CrowdStrike

aosemwengie1 · July 22, 2024, 2:41pm

Right, that is what I said. It was just confusing because one happened right after the other.

klincecum · July 22, 2024, 2:42pm

Man Toronto GIF by Bernardson

Evan_Purdy · July 22, 2024, 2:43pm

And stagger your roll out so you can pull the plug if the first group experiences issues…

Olga · July 22, 2024, 2:45pm

Azure admin certification contains a lot of info how they divide VMs into upgrade domains to not upgrade simultaneosly all machine in the groups…

Mark_Wonsil · July 22, 2024, 2:47pm

From what I’ve read over the weekend, there were two separate incidents:

Azure Central US Failure

CrowdStrike Update

CrowdStrike is an Extended Detection and Response (EDR) system that finds current active threats and shares them with their users to reduce the time threat actors have to make successful attacks.

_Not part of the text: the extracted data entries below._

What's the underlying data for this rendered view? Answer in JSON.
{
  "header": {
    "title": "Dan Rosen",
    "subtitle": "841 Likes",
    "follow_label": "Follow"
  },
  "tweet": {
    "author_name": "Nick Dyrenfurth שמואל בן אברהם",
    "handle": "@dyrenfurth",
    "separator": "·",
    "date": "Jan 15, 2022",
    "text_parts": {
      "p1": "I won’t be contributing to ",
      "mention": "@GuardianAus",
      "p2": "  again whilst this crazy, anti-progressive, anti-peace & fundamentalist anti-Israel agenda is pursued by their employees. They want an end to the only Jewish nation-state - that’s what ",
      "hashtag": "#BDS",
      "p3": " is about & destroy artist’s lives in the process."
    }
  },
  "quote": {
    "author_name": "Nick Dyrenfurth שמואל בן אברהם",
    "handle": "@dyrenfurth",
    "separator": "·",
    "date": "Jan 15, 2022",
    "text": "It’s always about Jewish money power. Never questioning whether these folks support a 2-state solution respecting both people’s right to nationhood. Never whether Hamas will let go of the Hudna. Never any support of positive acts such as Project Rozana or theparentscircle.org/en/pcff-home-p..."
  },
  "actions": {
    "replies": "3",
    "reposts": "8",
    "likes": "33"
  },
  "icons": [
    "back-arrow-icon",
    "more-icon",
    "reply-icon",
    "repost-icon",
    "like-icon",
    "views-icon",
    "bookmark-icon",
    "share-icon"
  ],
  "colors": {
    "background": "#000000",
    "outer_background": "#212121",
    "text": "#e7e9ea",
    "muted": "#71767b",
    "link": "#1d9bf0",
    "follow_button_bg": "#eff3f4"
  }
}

Waiting too long would endanger their customers. Some have blamed Microsoft for allowing other companies to run kernel drivers that caused this issue. It turns out that it is anti-competitive for Microsoft to have access to the kernel and not to allow other companies access.

klincecum · July 22, 2024, 2:50pm

Yes, and some got hit by both unfortunately.

Friday wasn’t a good day.

Mark_Wonsil · July 22, 2024, 2:55pm

I know of a university that had a cyber-incident last month and they had just finished restoring all systems, which included adding CrowdStrike. Now they have to touch 'em all again. HugOps to that IT crew.

Randy · July 22, 2024, 3:03pm

But you were at the water park on Friday.

monkey GIF

dcamlin · July 22, 2024, 3:11pm

I did catch this in another article… so I’m not sure why it is anti-competitive for MS, but not MACOS?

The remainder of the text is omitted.